Stories are a way of exploring our world. They help us to make sense of who we are or who we could be. Stories can be windows into different worlds, or they can be mirrors reflecting our own world.
We don’t want to overlook the importance of stories as mirrors for our children since, as early childhood literacy educator Carolyn Munson-Benson writes in Playful Reading, “A child often will pay more attention to a story that mirrors his people, her culture, and familiar aspects of family life.” As non-mainstream families, how can we find stories that mirror our lives and our choices? It may be a challenge to find familiar aspects of our family lives in children’s literature, but it is not impossible.
Families that choose homebirth are likely to turn to Jenni Overend’s Welcome With Love when they are ready to talk about birth to the children in their family. It is narrated by a little boy as the family prepares for and experiences a homebirth. The illustrations depect the mother in the throes of childbirth, the baby emerging from her body, and the mother holding her baby with the umbilical cord still attached. The story is gentle enough for preschoolers, but certainly frank enough for older children who are ready for a discussion about how babies come into the world at home with their families.
Breastfeeding may not be that far outside of the mainstream anymore, but it is still unusual to find books that show nursing babies. Hello Baby! by Lizzy Rockwell is one notable exception. It is a great book to share with soon-to-be siblings who want to know more about what life will be like once the baby is born. In addition to sleeping, bathing, and crying, the baby is shown eating at the mother’s breast with a brief mention that “Mommy’s breasts make milk that is the perfect food for a baby.” Cathryn Falwell’s We Have a Baby is similar but simpler in scope. Each spread has one short sentence about what the baby can do or what we can do for him or her. One spread shows the mother nursing the baby on one side while cuddling an older child to her other side. The family looks happy, comfortable, and full of love.
All the World by Liz Garton Scanlon is a lovely, poetic look at our diverse world. It is illustrated by Marla Frazee, and one easy-to-miss illustration shows a nursing mama. It isn’t a major part of the book by any means. I have to admit that I missed it my first time through. But the book and its illustrations are a beautiful celebration of all that our world contains.

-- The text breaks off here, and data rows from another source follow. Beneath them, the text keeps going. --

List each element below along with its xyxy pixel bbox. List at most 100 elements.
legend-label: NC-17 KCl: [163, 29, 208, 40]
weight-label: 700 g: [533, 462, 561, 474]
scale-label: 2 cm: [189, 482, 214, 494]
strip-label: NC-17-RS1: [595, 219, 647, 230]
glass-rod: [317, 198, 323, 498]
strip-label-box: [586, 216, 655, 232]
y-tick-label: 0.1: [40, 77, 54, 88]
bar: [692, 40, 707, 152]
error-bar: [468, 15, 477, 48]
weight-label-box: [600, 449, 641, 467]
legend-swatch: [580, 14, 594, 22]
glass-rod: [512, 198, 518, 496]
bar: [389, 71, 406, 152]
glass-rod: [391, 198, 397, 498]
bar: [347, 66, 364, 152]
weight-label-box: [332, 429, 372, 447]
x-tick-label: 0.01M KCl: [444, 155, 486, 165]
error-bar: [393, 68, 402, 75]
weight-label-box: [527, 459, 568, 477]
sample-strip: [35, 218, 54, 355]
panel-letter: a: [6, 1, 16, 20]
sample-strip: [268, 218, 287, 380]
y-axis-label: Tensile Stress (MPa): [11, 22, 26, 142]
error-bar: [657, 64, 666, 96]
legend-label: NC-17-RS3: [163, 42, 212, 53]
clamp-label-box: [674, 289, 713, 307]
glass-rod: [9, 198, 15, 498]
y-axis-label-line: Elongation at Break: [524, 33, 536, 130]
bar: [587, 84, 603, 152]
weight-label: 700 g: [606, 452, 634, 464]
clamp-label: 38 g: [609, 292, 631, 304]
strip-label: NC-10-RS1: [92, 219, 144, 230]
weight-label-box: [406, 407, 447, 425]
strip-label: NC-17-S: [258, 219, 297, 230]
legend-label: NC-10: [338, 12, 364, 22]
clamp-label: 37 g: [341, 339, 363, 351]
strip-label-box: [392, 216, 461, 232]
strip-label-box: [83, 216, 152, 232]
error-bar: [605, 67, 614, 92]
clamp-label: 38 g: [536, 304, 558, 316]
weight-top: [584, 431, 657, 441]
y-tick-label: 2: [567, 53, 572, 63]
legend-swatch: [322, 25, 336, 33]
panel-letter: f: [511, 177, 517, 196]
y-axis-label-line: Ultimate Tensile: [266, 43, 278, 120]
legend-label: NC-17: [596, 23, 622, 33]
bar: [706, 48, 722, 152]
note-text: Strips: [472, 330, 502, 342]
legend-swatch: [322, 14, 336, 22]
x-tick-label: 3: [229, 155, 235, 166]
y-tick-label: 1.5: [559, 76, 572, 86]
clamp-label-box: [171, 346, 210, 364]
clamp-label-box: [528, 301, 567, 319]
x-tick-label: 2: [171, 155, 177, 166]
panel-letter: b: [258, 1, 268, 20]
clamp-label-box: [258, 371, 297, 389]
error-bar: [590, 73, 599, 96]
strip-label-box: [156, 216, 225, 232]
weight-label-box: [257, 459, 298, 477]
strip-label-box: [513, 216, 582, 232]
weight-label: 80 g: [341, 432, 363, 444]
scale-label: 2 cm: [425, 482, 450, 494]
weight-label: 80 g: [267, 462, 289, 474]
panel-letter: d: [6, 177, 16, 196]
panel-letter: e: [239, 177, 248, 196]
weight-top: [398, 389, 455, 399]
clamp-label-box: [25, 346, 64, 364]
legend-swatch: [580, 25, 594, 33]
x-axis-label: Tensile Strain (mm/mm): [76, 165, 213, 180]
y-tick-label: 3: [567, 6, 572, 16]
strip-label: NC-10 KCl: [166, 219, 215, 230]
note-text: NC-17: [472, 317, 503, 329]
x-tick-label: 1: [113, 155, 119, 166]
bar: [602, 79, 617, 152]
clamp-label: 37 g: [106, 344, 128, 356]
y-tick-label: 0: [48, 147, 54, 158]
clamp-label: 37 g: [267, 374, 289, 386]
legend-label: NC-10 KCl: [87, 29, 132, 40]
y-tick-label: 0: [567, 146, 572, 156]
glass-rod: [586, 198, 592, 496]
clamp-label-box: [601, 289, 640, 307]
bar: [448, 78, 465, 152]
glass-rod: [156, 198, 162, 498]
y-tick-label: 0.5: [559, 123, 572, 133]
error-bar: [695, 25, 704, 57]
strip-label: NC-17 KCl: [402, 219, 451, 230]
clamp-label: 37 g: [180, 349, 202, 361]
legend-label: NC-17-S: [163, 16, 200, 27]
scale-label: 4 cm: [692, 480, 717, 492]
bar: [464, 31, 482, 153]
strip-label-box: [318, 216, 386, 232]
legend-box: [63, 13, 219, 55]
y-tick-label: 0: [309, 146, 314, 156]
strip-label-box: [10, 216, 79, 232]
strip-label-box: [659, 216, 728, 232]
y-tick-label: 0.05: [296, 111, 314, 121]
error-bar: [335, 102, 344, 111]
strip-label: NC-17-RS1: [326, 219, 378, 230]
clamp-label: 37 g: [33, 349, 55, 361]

For those looking to celebrate breastfeeding in itself, Mama’s Milk by Michael Elsohn Ross is a great choice. This small picture book begins with a human nursing pair in bed with the father asleep as they nurse in the wee hours. Then we turn the pages to see pigs, horses, elephants, and more also nursing their young. In the middle of the book, a full spread shows a park scene where a human mother is nursing uncovered while sharing a picnic lunch with an older child. You can use this book to show your child a view of breastfeeding as natural and accepted or teach them about animals, reminding them of one thing we have in common with other mammals.
The illustration in Mama’s Milk of a baby in a sling may have you wondering where you can see more of that in picture books. A Ride on Mother’s Back takes us on a world sightseeing tour of babywearing, and What Can You Do with a Rebozo? shows babywearing a one possibility with the versatile garment.
Co-sleeping families may not be thrilled with the situation in Back to Bed, Ed by Sebastien Braun in which a young mouse transitions from a crib to a bed. But some families will note that Ed’s baby sibling sleeps in a crib next to the parents’ bed. Perhaps this is as close to co-sleeping as the picture book world is ready to get. At least, for now.
These books may not be bestsellers. You may have to special order them at your local bookseller or find them at the library. But don’t overlook the importance of sharing them with your little ones. These stories may be an important step in building a lifelong love of reading.